Bu kayıtların saklama süreleri ve koşulları ile ilgili detaylı yasal düzenlemeye gidilmesi gerektiği tartışmasızdır. Fakat genel olarak güvenlik kameralarından alınan kayıtlarda süresiz arşivleme yapılmamalı ve bir süre sonra ya kendiliğinden silinmeli ya da imha edilmelidir. Bu saklamalar; hukuki bir sorun, olay veya şikayet yoksa keyfi olarak uzatılamaz. Süresiz arşivleme yapmak, kişisel verilerin korunmasına aykırılık teşkil edebilir.

POLİS İSTEDİĞİNDE KAMERA KAYITLARINI VERMEK ZORUNDA MIYIZ?

Hemen hemen her yerde bir kamera var artık. Evimizin önü, apartman girişleri, dükkanlar, kafeler, iş yerleri… Her şey kayıt altında. Peki diyelim ki bir gün polis geldi ve "şu saatlerdeki kamera kayıtlarını bize verin" dedi. Ne yapmalı? Hemen verilmeli mi? Hukuk bu konuda ne diyor? Önce şunu bilmemiz gerekiyor: Kamera kayıtları öyle sıradan bilgi değil. Bu görüntülerin içinde insanların yüzleri, davranışları, özel halleri olabilir. Yani bu kayıtlar aslında "kişisel veri" sayılıyor. Hal böyleyken, isteyen herkes bu kayıtları alıp kullanamaz. Hatta polis bile! Şimdi gelelim asıl soruya: Polis kamera kayıtlarını istediğinde hemen vermek zorunda mıyız?

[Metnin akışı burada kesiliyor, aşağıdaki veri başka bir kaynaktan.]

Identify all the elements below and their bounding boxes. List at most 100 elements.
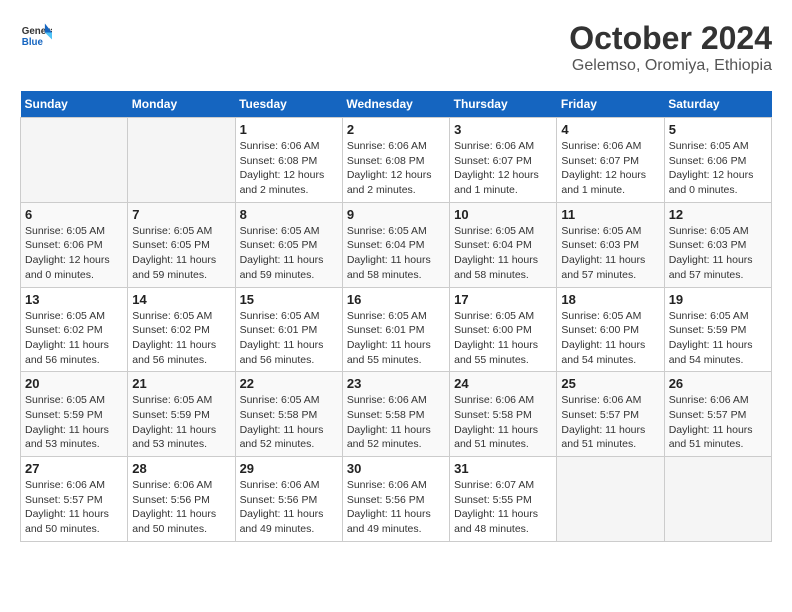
title-block: October 2024 Gelemso, Oromiya, Ethiopia — [569, 20, 772, 75]
sunrise-text: Sunrise: 6:05 AM — [347, 225, 427, 237]
daylight-text: Daylight: 11 hours and 56 minutes. — [132, 339, 216, 366]
daylight-text: Daylight: 11 hours and 51 minutes. — [561, 424, 645, 451]
day-info: Sunrise: 6:06 AM Sunset: 6:08 PM Dayligh… — [347, 139, 445, 198]
sunset-text: Sunset: 5:58 PM — [240, 409, 318, 421]
day-info: Sunrise: 6:06 AM Sunset: 5:57 PM Dayligh… — [561, 393, 659, 452]
day-number: 10 — [454, 207, 552, 222]
sunset-text: Sunset: 6:05 PM — [240, 239, 318, 251]
day-number: 15 — [240, 292, 338, 307]
calendar-cell: 22 Sunrise: 6:05 AM Sunset: 5:58 PM Dayl… — [235, 372, 342, 457]
daylight-text: Daylight: 11 hours and 59 minutes. — [132, 254, 216, 281]
day-info: Sunrise: 6:06 AM Sunset: 5:57 PM Dayligh… — [25, 478, 123, 537]
sunset-text: Sunset: 5:59 PM — [669, 324, 747, 336]
day-info: Sunrise: 6:07 AM Sunset: 5:55 PM Dayligh… — [454, 478, 552, 537]
weekday-header-thursday: Thursday — [450, 91, 557, 118]
day-info: Sunrise: 6:05 AM Sunset: 6:03 PM Dayligh… — [561, 224, 659, 283]
day-number: 25 — [561, 376, 659, 391]
sunset-text: Sunset: 5:57 PM — [25, 494, 103, 506]
daylight-text: Daylight: 11 hours and 52 minutes. — [347, 424, 431, 451]
weekday-header-wednesday: Wednesday — [342, 91, 449, 118]
daylight-text: Daylight: 12 hours and 2 minutes. — [240, 169, 325, 196]
calendar-cell: 25 Sunrise: 6:06 AM Sunset: 5:57 PM Dayl… — [557, 372, 664, 457]
day-info: Sunrise: 6:05 AM Sunset: 6:02 PM Dayligh… — [132, 309, 230, 368]
day-number: 17 — [454, 292, 552, 307]
sunset-text: Sunset: 5:59 PM — [132, 409, 210, 421]
sunrise-text: Sunrise: 6:05 AM — [25, 394, 105, 406]
day-number: 9 — [347, 207, 445, 222]
sunrise-text: Sunrise: 6:06 AM — [347, 140, 427, 152]
daylight-text: Daylight: 11 hours and 58 minutes. — [454, 254, 538, 281]
day-number: 22 — [240, 376, 338, 391]
calendar-cell: 7 Sunrise: 6:05 AM Sunset: 6:05 PM Dayli… — [128, 202, 235, 287]
calendar-cell: 20 Sunrise: 6:05 AM Sunset: 5:59 PM Dayl… — [21, 372, 128, 457]
calendar-cell: 30 Sunrise: 6:06 AM Sunset: 5:56 PM Dayl… — [342, 457, 449, 542]
daylight-text: Daylight: 12 hours and 2 minutes. — [347, 169, 432, 196]
daylight-text: Daylight: 12 hours and 1 minute. — [454, 169, 539, 196]
calendar-cell: 27 Sunrise: 6:06 AM Sunset: 5:57 PM Dayl… — [21, 457, 128, 542]
day-info: Sunrise: 6:05 AM Sunset: 6:00 PM Dayligh… — [454, 309, 552, 368]
day-number: 28 — [132, 461, 230, 476]
sunset-text: Sunset: 6:00 PM — [454, 324, 532, 336]
sunset-text: Sunset: 6:07 PM — [561, 155, 639, 167]
sunrise-text: Sunrise: 6:06 AM — [347, 394, 427, 406]
day-info: Sunrise: 6:05 AM Sunset: 5:59 PM Dayligh… — [669, 309, 767, 368]
day-info: Sunrise: 6:06 AM Sunset: 6:07 PM Dayligh… — [561, 139, 659, 198]
day-number: 29 — [240, 461, 338, 476]
calendar-week-row: 6 Sunrise: 6:05 AM Sunset: 6:06 PM Dayli… — [21, 202, 772, 287]
calendar-cell: 3 Sunrise: 6:06 AM Sunset: 6:07 PM Dayli… — [450, 118, 557, 203]
daylight-text: Daylight: 11 hours and 50 minutes. — [132, 508, 216, 535]
day-number: 1 — [240, 122, 338, 137]
sunset-text: Sunset: 6:06 PM — [25, 239, 103, 251]
sunrise-text: Sunrise: 6:05 AM — [669, 140, 749, 152]
sunrise-text: Sunrise: 6:05 AM — [240, 225, 320, 237]
day-info: Sunrise: 6:06 AM Sunset: 5:56 PM Dayligh… — [347, 478, 445, 537]
calendar-week-row: 20 Sunrise: 6:05 AM Sunset: 5:59 PM Dayl… — [21, 372, 772, 457]
calendar-week-row: 1 Sunrise: 6:06 AM Sunset: 6:08 PM Dayli… — [21, 118, 772, 203]
day-info: Sunrise: 6:05 AM Sunset: 6:04 PM Dayligh… — [347, 224, 445, 283]
weekday-header-tuesday: Tuesday — [235, 91, 342, 118]
weekday-header-row: SundayMondayTuesdayWednesdayThursdayFrid… — [21, 91, 772, 118]
daylight-text: Daylight: 11 hours and 59 minutes. — [240, 254, 324, 281]
sunrise-text: Sunrise: 6:05 AM — [669, 225, 749, 237]
calendar-cell: 19 Sunrise: 6:05 AM Sunset: 5:59 PM Dayl… — [664, 287, 771, 372]
day-info: Sunrise: 6:05 AM Sunset: 6:01 PM Dayligh… — [347, 309, 445, 368]
daylight-text: Daylight: 11 hours and 56 minutes. — [25, 339, 109, 366]
sunset-text: Sunset: 5:56 PM — [240, 494, 318, 506]
sunrise-text: Sunrise: 6:06 AM — [454, 140, 534, 152]
svg-text:Blue: Blue — [22, 37, 44, 48]
daylight-text: Daylight: 11 hours and 51 minutes. — [669, 424, 753, 451]
calendar-cell — [557, 457, 664, 542]
sunset-text: Sunset: 6:05 PM — [132, 239, 210, 251]
calendar-cell: 12 Sunrise: 6:05 AM Sunset: 6:03 PM Dayl… — [664, 202, 771, 287]
sunset-text: Sunset: 6:01 PM — [240, 324, 318, 336]
day-info: Sunrise: 6:06 AM Sunset: 5:56 PM Dayligh… — [240, 478, 338, 537]
calendar-cell: 9 Sunrise: 6:05 AM Sunset: 6:04 PM Dayli… — [342, 202, 449, 287]
day-info: Sunrise: 6:05 AM Sunset: 5:58 PM Dayligh… — [240, 393, 338, 452]
calendar-cell: 2 Sunrise: 6:06 AM Sunset: 6:08 PM Dayli… — [342, 118, 449, 203]
weekday-header-sunday: Sunday — [21, 91, 128, 118]
day-number: 18 — [561, 292, 659, 307]
calendar-cell: 8 Sunrise: 6:05 AM Sunset: 6:05 PM Dayli… — [235, 202, 342, 287]
sunrise-text: Sunrise: 6:06 AM — [240, 479, 320, 491]
day-number: 26 — [669, 376, 767, 391]
sunset-text: Sunset: 5:56 PM — [132, 494, 210, 506]
sunrise-text: Sunrise: 6:05 AM — [347, 310, 427, 322]
sunset-text: Sunset: 6:08 PM — [240, 155, 318, 167]
calendar-cell — [21, 118, 128, 203]
sunrise-text: Sunrise: 6:06 AM — [561, 140, 641, 152]
day-number: 3 — [454, 122, 552, 137]
sunset-text: Sunset: 6:03 PM — [561, 239, 639, 251]
calendar-cell: 6 Sunrise: 6:05 AM Sunset: 6:06 PM Dayli… — [21, 202, 128, 287]
sunrise-text: Sunrise: 6:06 AM — [240, 140, 320, 152]
day-info: Sunrise: 6:05 AM Sunset: 6:06 PM Dayligh… — [25, 224, 123, 283]
daylight-text: Daylight: 11 hours and 51 minutes. — [454, 424, 538, 451]
calendar-cell: 21 Sunrise: 6:05 AM Sunset: 5:59 PM Dayl… — [128, 372, 235, 457]
calendar-cell: 11 Sunrise: 6:05 AM Sunset: 6:03 PM Dayl… — [557, 202, 664, 287]
day-number: 20 — [25, 376, 123, 391]
calendar-cell — [128, 118, 235, 203]
daylight-text: Daylight: 11 hours and 54 minutes. — [561, 339, 645, 366]
weekday-header-friday: Friday — [557, 91, 664, 118]
sunset-text: Sunset: 6:06 PM — [669, 155, 747, 167]
calendar-cell: 17 Sunrise: 6:05 AM Sunset: 6:00 PM Dayl… — [450, 287, 557, 372]
day-number: 27 — [25, 461, 123, 476]
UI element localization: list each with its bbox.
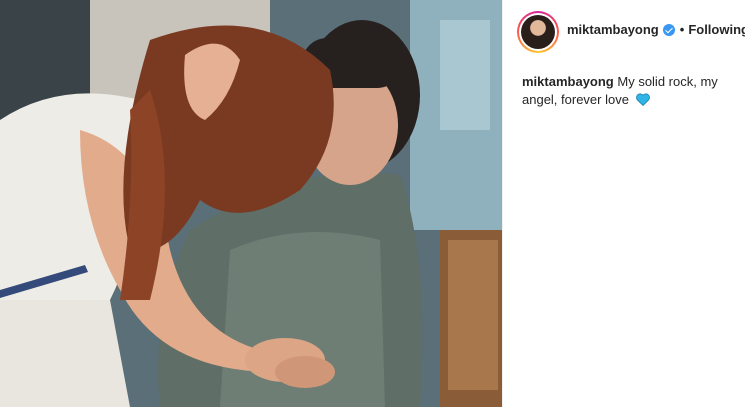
verified-badge-icon <box>662 23 675 36</box>
following-button[interactable]: Following <box>688 22 745 37</box>
avatar-inner <box>519 13 557 51</box>
header-username[interactable]: miktambayong <box>567 22 659 37</box>
blue-heart-icon <box>635 93 650 106</box>
photo-illustration <box>0 0 502 407</box>
avatar-image <box>521 15 555 49</box>
avatar[interactable] <box>517 11 559 53</box>
header-username-row: miktambayong • Following <box>567 22 745 37</box>
caption-username[interactable]: miktambayong <box>522 74 614 89</box>
post-caption: miktambayong My solid rock, my angel, fo… <box>522 73 737 109</box>
separator-dot: • <box>679 22 685 37</box>
post-photo[interactable] <box>0 0 502 407</box>
post-side-panel: miktambayong • Following miktambayong My… <box>503 0 745 407</box>
post-header: miktambayong • Following <box>503 0 745 64</box>
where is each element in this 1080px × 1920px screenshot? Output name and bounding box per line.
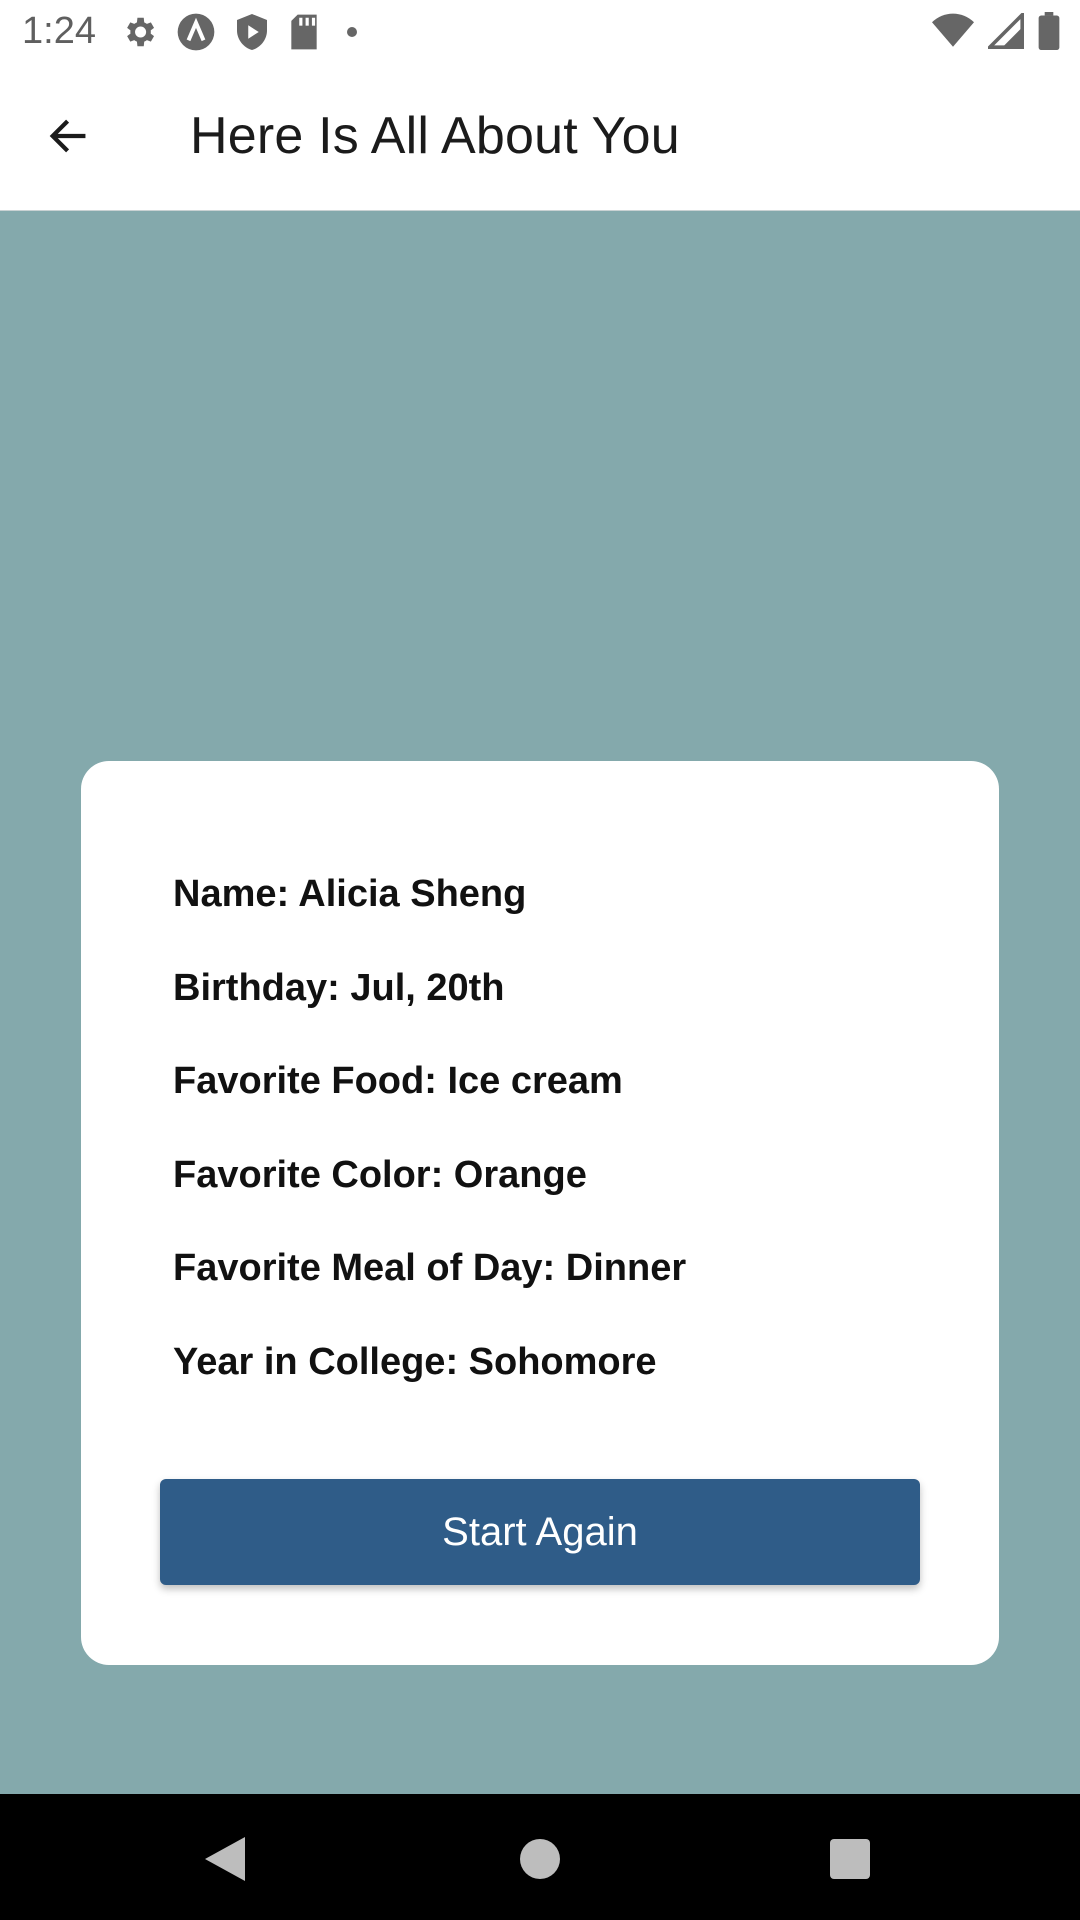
nav-back-icon — [205, 1837, 245, 1881]
navigation-bar — [0, 1794, 1080, 1920]
dot-icon — [347, 27, 357, 37]
info-birthday: Birthday: Jul, 20th — [173, 966, 505, 1009]
info-favorite-meal: Favorite Meal of Day: Dinner — [173, 1247, 687, 1289]
cell-signal-icon — [988, 13, 1024, 49]
shield-play-icon — [237, 14, 267, 50]
nav-home-icon — [520, 1839, 560, 1879]
nav-home-button[interactable] — [505, 1824, 575, 1894]
info-favorite-color: Favorite Color: Orange — [173, 1153, 587, 1196]
status-bar: 1:24 — [0, 0, 1080, 62]
arrow-back-icon — [49, 119, 86, 153]
settings-icon — [127, 17, 155, 47]
app-bar: Here Is All About You — [0, 62, 1080, 211]
status-icons-left — [120, 12, 366, 52]
sd-card-icon — [291, 14, 317, 50]
back-button[interactable] — [30, 98, 106, 174]
a-circle-icon — [177, 13, 215, 51]
start-again-button[interactable]: Start Again — [160, 1479, 920, 1585]
status-icons-right — [932, 12, 1060, 50]
nav-back-button[interactable] — [190, 1824, 260, 1894]
page-title: Here Is All About You — [190, 107, 680, 165]
status-time: 1:24 — [22, 10, 96, 52]
battery-icon — [1038, 12, 1060, 50]
info-favorite-food: Favorite Food: Ice cream — [173, 1060, 623, 1102]
nav-recents-button[interactable] — [815, 1824, 885, 1894]
nav-recents-icon — [830, 1839, 870, 1879]
content-area: Name: Alicia Sheng Birthday: Jul, 20th F… — [0, 211, 1080, 1793]
info-list: Name: Alicia Sheng Birthday: Jul, 20th F… — [173, 871, 686, 1432]
info-name: Name: Alicia Sheng — [173, 873, 527, 915]
profile-card: Name: Alicia Sheng Birthday: Jul, 20th F… — [81, 761, 999, 1665]
wifi-icon — [932, 13, 974, 47]
info-year-in-college: Year in College: Sohomore — [173, 1340, 657, 1383]
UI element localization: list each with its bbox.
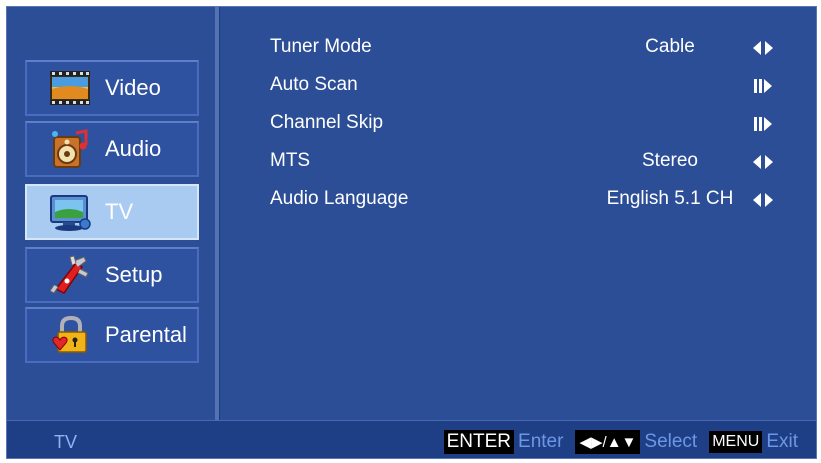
setting-name: Audio Language bbox=[270, 188, 409, 209]
footer-bar: TV ENTER Enter ◀▶/▲▼ Select MENU Exit bbox=[7, 420, 816, 458]
exit-hint: Exit bbox=[766, 431, 798, 452]
setting-row-audio-language[interactable]: Audio Language English 5.1 CH bbox=[270, 185, 790, 215]
sidebar-item-label: Video bbox=[105, 75, 161, 100]
enter-hint: Enter bbox=[518, 431, 564, 452]
parental-lock-icon bbox=[49, 315, 91, 355]
sidebar-item-setup[interactable]: Setup bbox=[25, 247, 199, 303]
sidebar-item-parental[interactable]: Parental bbox=[25, 307, 199, 363]
settings-panel: Tuner Mode Cable Auto Scan Channel Skip … bbox=[220, 7, 816, 420]
sidebar-item-label: Setup bbox=[105, 262, 163, 287]
enter-arrow-icon[interactable] bbox=[750, 77, 776, 95]
setting-name: Channel Skip bbox=[270, 112, 384, 133]
left-right-arrow-icon[interactable] bbox=[750, 191, 776, 209]
sidebar-item-label: TV bbox=[105, 199, 134, 224]
left-right-arrow-icon[interactable] bbox=[750, 153, 776, 171]
sidebar-item-video[interactable]: Video bbox=[25, 60, 199, 116]
enter-key: ENTER bbox=[443, 430, 515, 454]
tv-osd-menu: Video Audio TV Setup Parental Tuner Mode… bbox=[6, 6, 817, 459]
setting-name: Tuner Mode bbox=[270, 36, 372, 57]
audio-icon bbox=[49, 129, 91, 169]
video-icon bbox=[49, 68, 91, 108]
select-hint: Select bbox=[644, 431, 698, 452]
enter-arrow-icon[interactable] bbox=[750, 115, 776, 133]
tv-icon bbox=[49, 192, 91, 232]
setting-name: MTS bbox=[270, 150, 311, 171]
setting-name: Auto Scan bbox=[270, 74, 358, 95]
category-sidebar: Video Audio TV Setup Parental bbox=[7, 7, 217, 420]
select-arrows-key: ◀▶/▲▼ bbox=[575, 430, 641, 454]
sidebar-item-audio[interactable]: Audio bbox=[25, 121, 199, 177]
setting-row-tuner-mode[interactable]: Tuner Mode Cable bbox=[270, 33, 790, 63]
menu-key: MENU bbox=[709, 431, 763, 453]
footer-title: TV bbox=[54, 432, 78, 452]
setting-row-channel-skip[interactable]: Channel Skip bbox=[270, 109, 790, 139]
sidebar-item-label: Audio bbox=[105, 136, 162, 161]
key-hints: ENTER Enter ◀▶/▲▼ Select MENU Exit bbox=[438, 430, 798, 454]
left-right-arrow-icon[interactable] bbox=[750, 39, 776, 57]
setting-row-auto-scan[interactable]: Auto Scan bbox=[270, 71, 790, 101]
sidebar-item-tv[interactable]: TV bbox=[25, 184, 199, 240]
sidebar-item-label: Parental bbox=[105, 322, 187, 347]
setting-row-mts[interactable]: MTS Stereo bbox=[270, 147, 790, 177]
setup-icon bbox=[49, 255, 91, 295]
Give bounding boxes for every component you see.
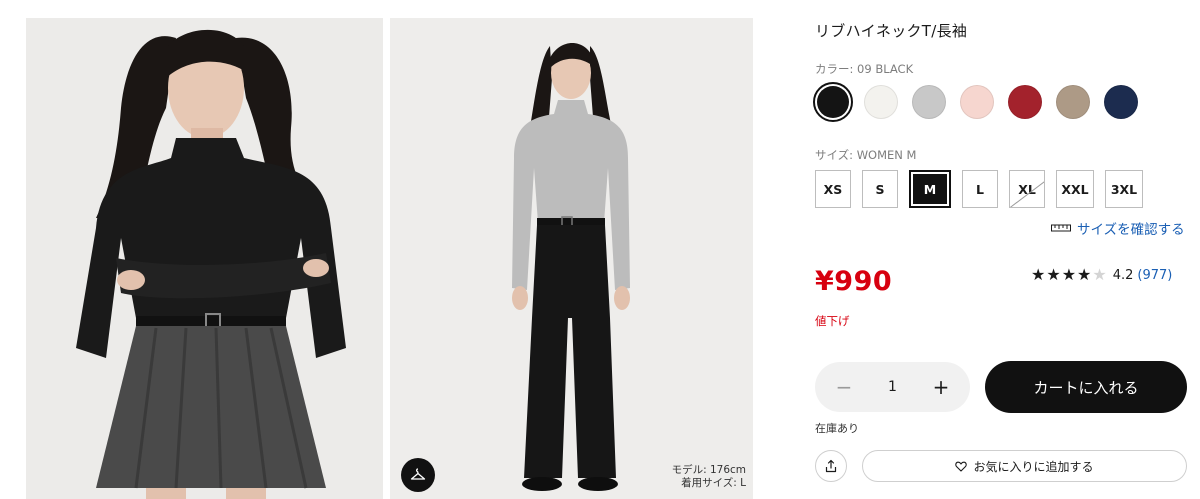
product-title: リブハイネックT/長袖 bbox=[815, 22, 968, 40]
star-icon: ★ bbox=[1046, 265, 1061, 284]
size-option-label: 3XL bbox=[1110, 181, 1138, 197]
size-label-prefix: サイズ: bbox=[815, 148, 857, 162]
color-swatch-fill bbox=[864, 85, 898, 119]
size-option-xxl[interactable]: XXL bbox=[1056, 170, 1094, 208]
ruler-icon bbox=[1051, 224, 1071, 232]
model-photo-full bbox=[390, 18, 753, 499]
size-selected-value: WOMEN M bbox=[856, 148, 917, 162]
model-info: モデル: 176cm 着用サイズ: L bbox=[620, 464, 746, 490]
size-option-3xl[interactable]: 3XL bbox=[1105, 170, 1143, 208]
size-option-label: XXL bbox=[1061, 181, 1089, 197]
star-icon: ★ bbox=[1092, 265, 1107, 284]
add-to-favorites-button[interactable]: お気に入りに追加する bbox=[862, 450, 1187, 482]
price-reduced-badge: 値下げ bbox=[815, 314, 850, 328]
stock-status: 在庫あり bbox=[815, 422, 859, 435]
size-option-label: M bbox=[923, 181, 937, 197]
size-options: XS S M L XL XXL 3XL bbox=[815, 170, 1143, 208]
quantity-stepper: − + bbox=[815, 362, 970, 412]
star-icon: ★ bbox=[1061, 265, 1077, 284]
share-button[interactable] bbox=[815, 450, 847, 482]
size-option-xs[interactable]: XS bbox=[815, 170, 851, 208]
color-swatch-fill bbox=[1104, 85, 1138, 119]
heart-icon bbox=[955, 461, 968, 472]
color-swatch-fill bbox=[1056, 85, 1090, 119]
size-option-m[interactable]: M bbox=[909, 170, 951, 208]
rating-stars: ★ ★ ★ ★ ★ bbox=[1031, 267, 1107, 283]
hanger-icon bbox=[410, 468, 426, 480]
color-swatch-off-white[interactable] bbox=[861, 82, 901, 122]
color-swatch-fill bbox=[960, 85, 994, 119]
color-swatches bbox=[813, 82, 1141, 122]
add-to-cart-button[interactable]: カートに入れる bbox=[985, 361, 1187, 413]
model-wear-size: 着用サイズ: L bbox=[681, 477, 746, 489]
size-option-label: S bbox=[875, 181, 885, 197]
color-swatch-pink[interactable] bbox=[957, 82, 997, 122]
model-height: モデル: 176cm bbox=[671, 464, 746, 476]
product-rating[interactable]: ★ ★ ★ ★ ★ 4.2 (977) bbox=[1031, 267, 1172, 283]
product-image-full-body[interactable] bbox=[390, 18, 753, 499]
color-swatch-fill bbox=[817, 86, 849, 118]
star-icon: ★ bbox=[1031, 265, 1046, 284]
size-guide-link[interactable]: サイズを確認する bbox=[1051, 218, 1185, 238]
color-swatch-fill bbox=[1008, 85, 1042, 119]
color-swatch-wine[interactable] bbox=[1005, 82, 1045, 122]
size-option-s[interactable]: S bbox=[862, 170, 898, 208]
size-option-xl[interactable]: XL bbox=[1009, 170, 1045, 208]
color-label-prefix: カラー: bbox=[815, 62, 858, 76]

Cevap net: Hayır, her zaman değil. Eğer ortada bir savcılık kararı, resmi yazı ya da tutanak yoksa, bu kayıtları vermek zorunda değilsiniz. Polis sadece "sözlü olarak" gelip istediğinde, sizden beklenen şey hemen teslim etmek değil; "Buyurun, resmi yazıyla talep edin" demek olmalı. Elbette bazı istisnalar var. Örneğin ortada ciddi bir olay, sıcak bir suç takibi varsa ve polis de görevli olduğunu resmi olarak belirtiyorsa, bu durumda kayıtlar sınırlı şekilde verilebilir. Ama yine de mümkünse teslim tutanağı düzenlenmeli, kopyası alınmalı. Eğer kayıtlar size değil, yöneticiye ya da işyeri sahibine aitse, o kişinin de izni ya da kararı gereklidir. Unutmayalım, her kamera görüntüsü birilerinin özel hayatına dair izler taşır. Gelişi güzel paylaşmak da, sorumluluk almamak da bizi zor durumda bırakabilir. Haklarınızı bilmek sadece bir ayrıcalık değil, aynı zamanda bir güvenlik tedbiridir. Bilinçli olun, ihlallere sessiz kalmayın.